I have a 4 bytes integer which I need to convert to a char[32] and then convert it back in some other function.

I am doing the following :

uint32_t v = 100;
char ch[32]; // This is 32 bytes reserved memory
memcpy(ch,&v,4);
uint32_t w = *(reinterpret_cast<int*>(ch)); // w should be equal to v 

I am getting the correct results on my compiler, but I want to make sure if this is a correct way to do it.

Answer 1

Technically, no. You are at risk of falling foul of your CPU's alignment rules, if it has any.

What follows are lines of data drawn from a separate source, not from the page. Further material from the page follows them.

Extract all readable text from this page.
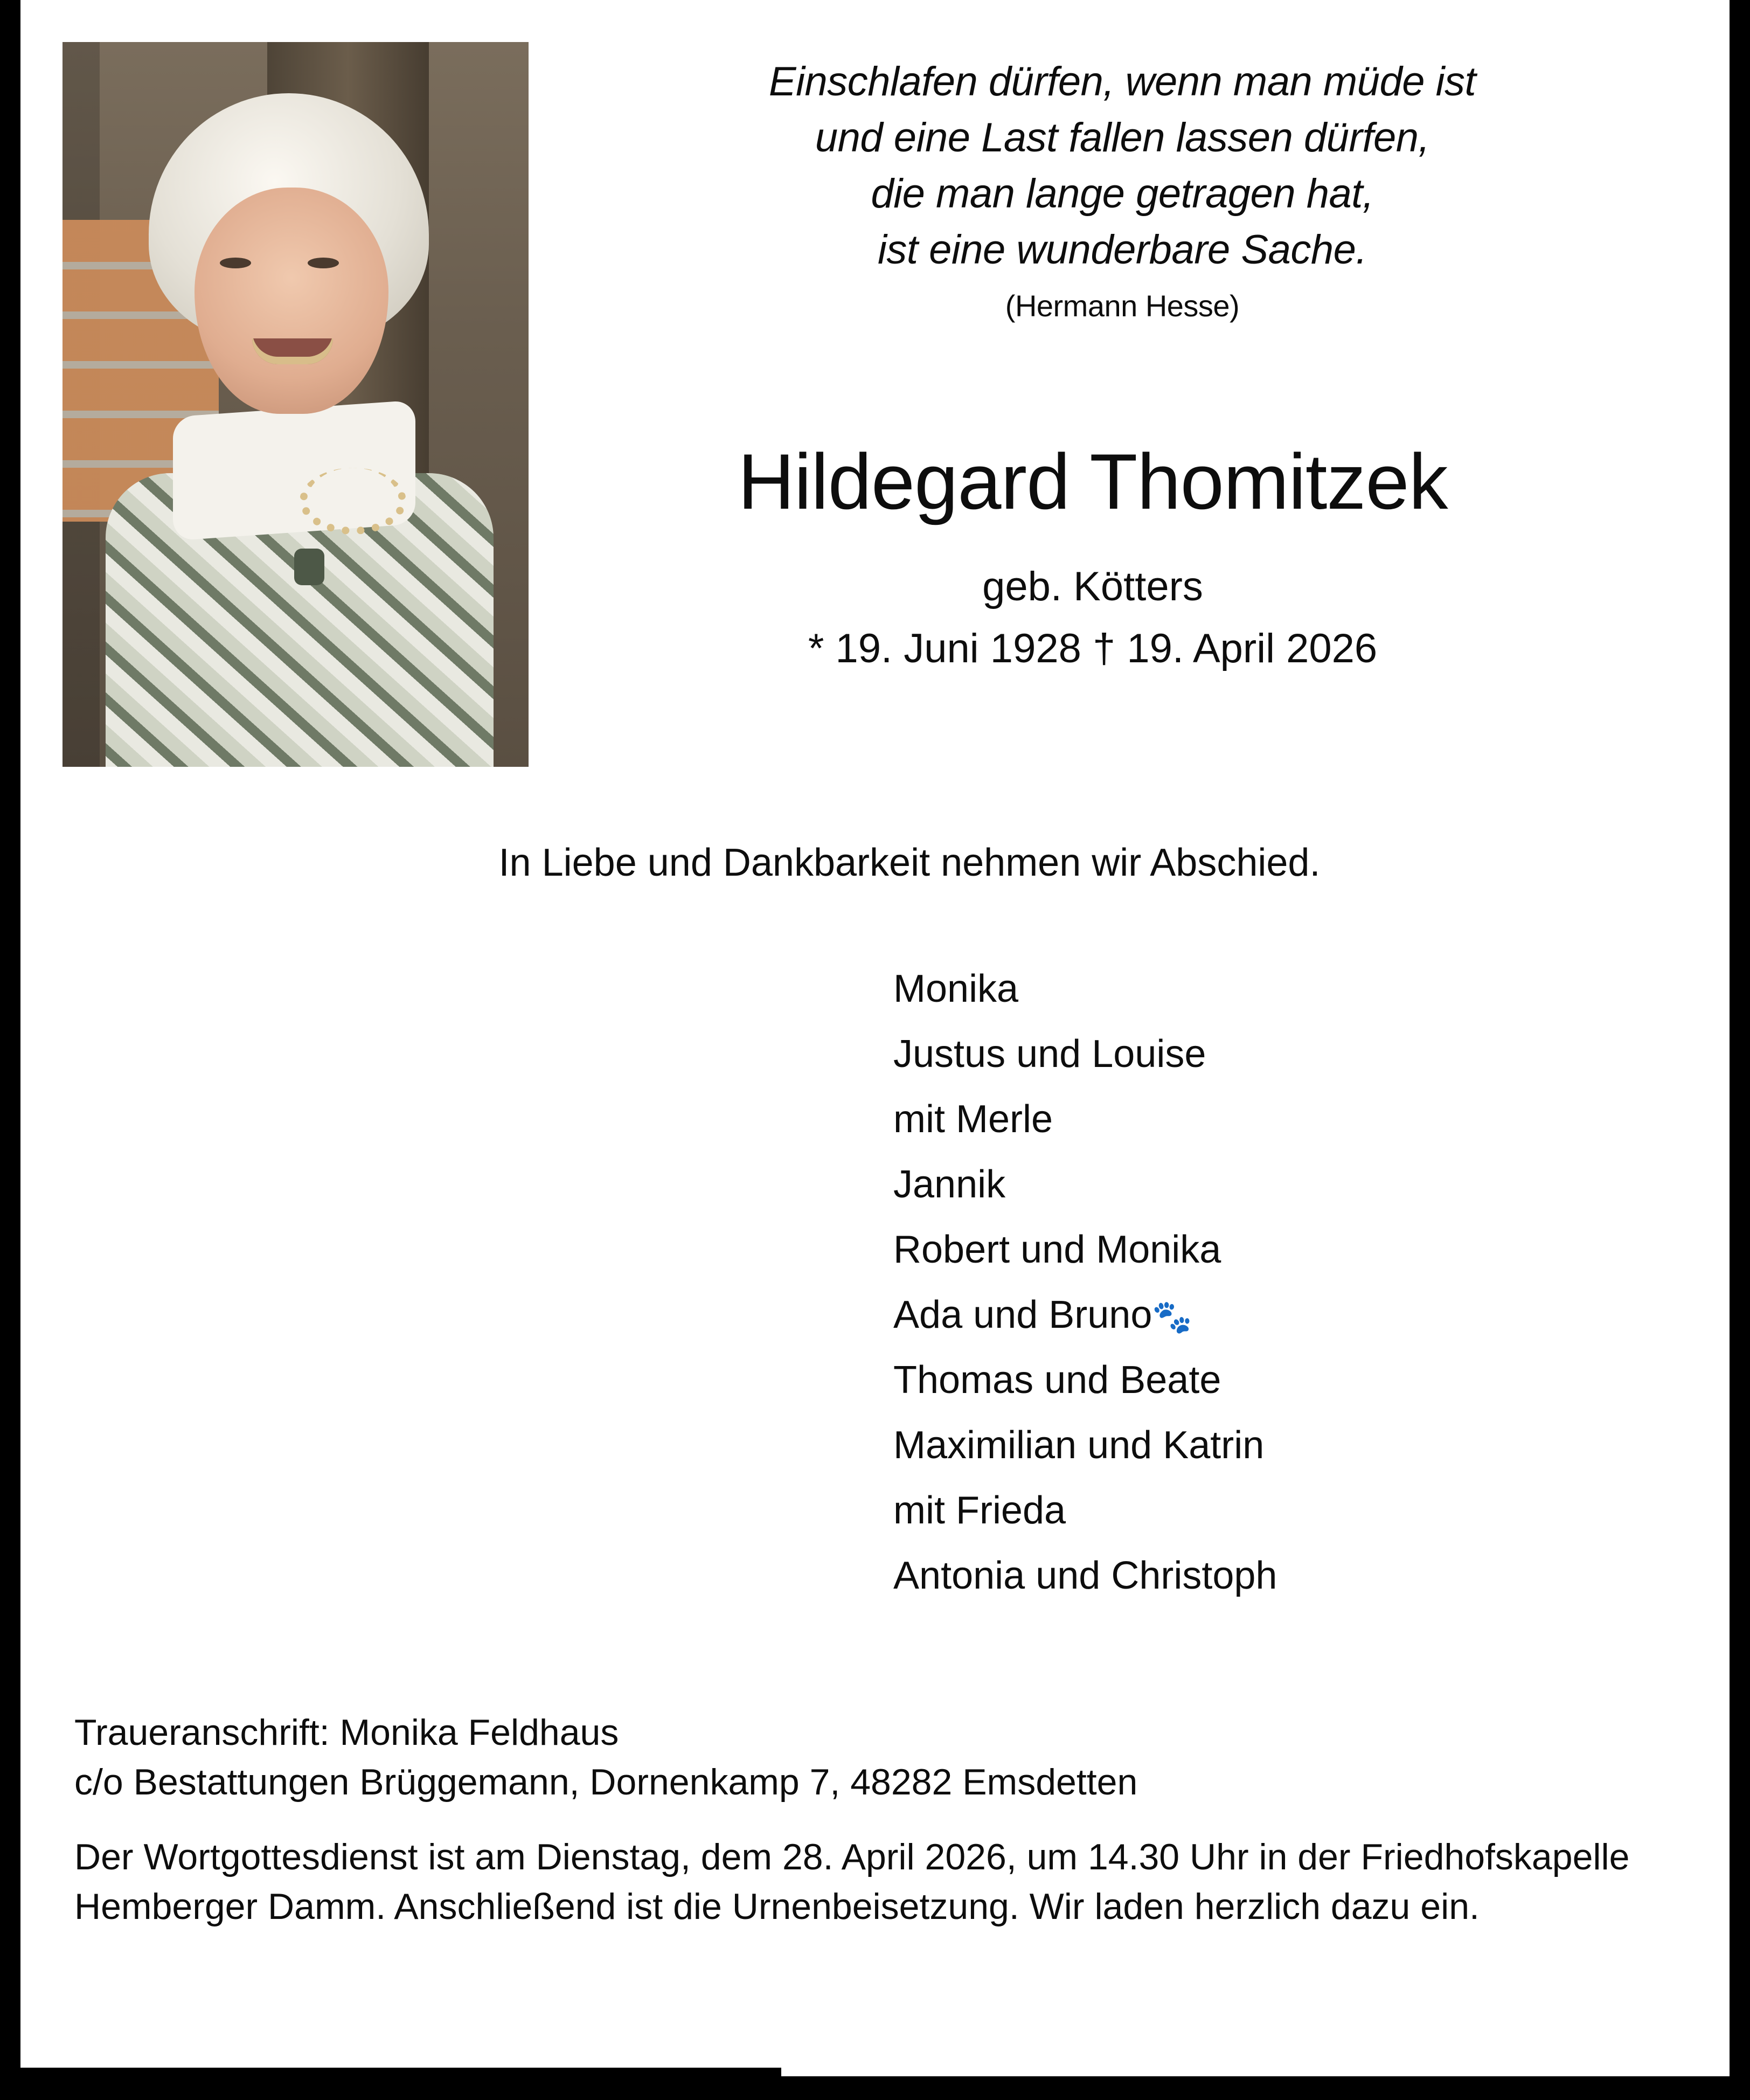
Einschlafen dürfen, wenn man müde ist
und eine Last fallen lassen dürfen,
die man lange getragen hat,
ist eine wunderbare Sache.
(Hermann Hesse)
Hildegard Thomitzek
geb. Kötters
* 19. Juni 1928 † 19. April 2026
In Liebe und Dankbarkeit nehmen wir Abschied.
Monika
Justus und Louise
mit Merle
Jannik
Robert und Monika
Ada und Bruno🐾
Thomas und Beate
Maximilian und Katrin
mit Frieda
Antonia und Christoph
Traueranschrift: Monika Feldhaus
c/o Bestattungen Brüggemann, Dornenkamp 7, 48282 Emsdetten
Der Wortgottesdienst ist am Dienstag, dem 28. April 2026, um 14.30 Uhr in der Friedhofskapelle Hemberger Damm. Anschließend ist die Urnenbeisetzung. Wir laden herzlich dazu ein.
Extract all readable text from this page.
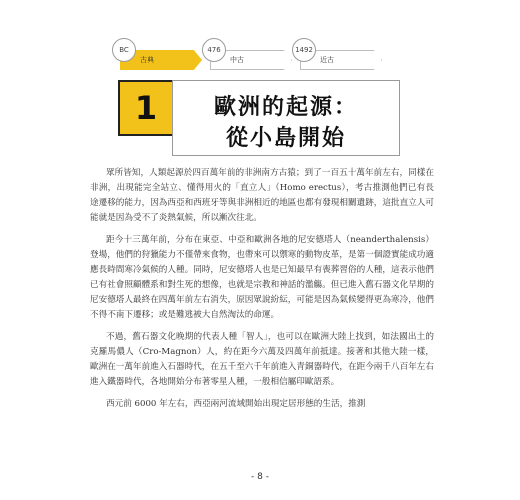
BC
古典
476
中古
1492
近古
1	歐洲的起源：
從小島開始

眾所皆知，人類起源於四百萬年前的非洲南方古猿；到了一百五十萬年前左右，同樣在非洲，出現能完全站立、懂得用火的「直立人」（Homo erectus），考古推測他們已有長途遷移的能力，因為西亞和西班牙等與非洲相近的地區也都有發現相關遺跡，這批直立人可能就是因為受不了炎熱氣候，所以漸次往北。

距今十三萬年前，分布在東亞、中亞和歐洲各地的尼安德塔人（neanderthalensis）登場，他們的狩獵能力不僅帶來食物，也帶來可以禦寒的動物皮革，是第一個證實能成功適應長時間寒冷氣候的人種。同時，尼安德塔人也是已知最早有喪葬習俗的人種，這表示他們已有社會照顧體系和對生死的想像，也就是宗教和神話的濫觴。但已進入舊石器文化早期的尼安德塔人最終在四萬年前左右消失，原因眾說紛紜，可能是因為氣候變得更為寒冷，他們不得不南下遷移；或是難逃被大自然淘汰的命運。

不過，舊石器文化晚期的代表人種「智人」，也可以在歐洲大陸上找到，如法國出土的克羅馬儂人（Cro-Magnon）人，約在距今六萬及四萬年前抵達。接著和其他大陸一樣，歐洲在一萬年前進入石器時代，在五千至六千年前進入青銅器時代，在距今兩千八百年左右進入鐵器時代，各地開始分布著零星人種，一般相信屬印歐語系。

西元前 6000 年左右，西亞兩河流域開始出現定居形態的生活，推測

- 8 -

You may alias an object byte-by-byte using char*, but you can't take an actual char array (no matter where its values came from) and pretend it's some other object.

You will see that reinterpret_cast<int*> method a lot, and on many systems it will appear to work. However, the "proper" method (if you really need to do this at all) is:

const auto INT_SIZE = sizeof(int);
char ch[INT_SIZE] = {};

// Convert to char array
const int x = 100;
std::copy(
   reinterpret_cast<const char*>(&x),
   reinterpret_cast<const char*>(&x) + INT_SIZE,
   &ch[0]
);

// Convert back again
int y = 0;
std::copy(
   &ch[0],
   &ch[0] + INT_SIZE,
   reinterpret_cast<char*>(&y)
);

(live demo)

Notice that I only ever pretend an int is a bunch of chars, never the other way around.

Notice also that I have also swapped your memcpy for type-safe std::copy (although since we're nuking the types anyway, that's sort of by-the-by).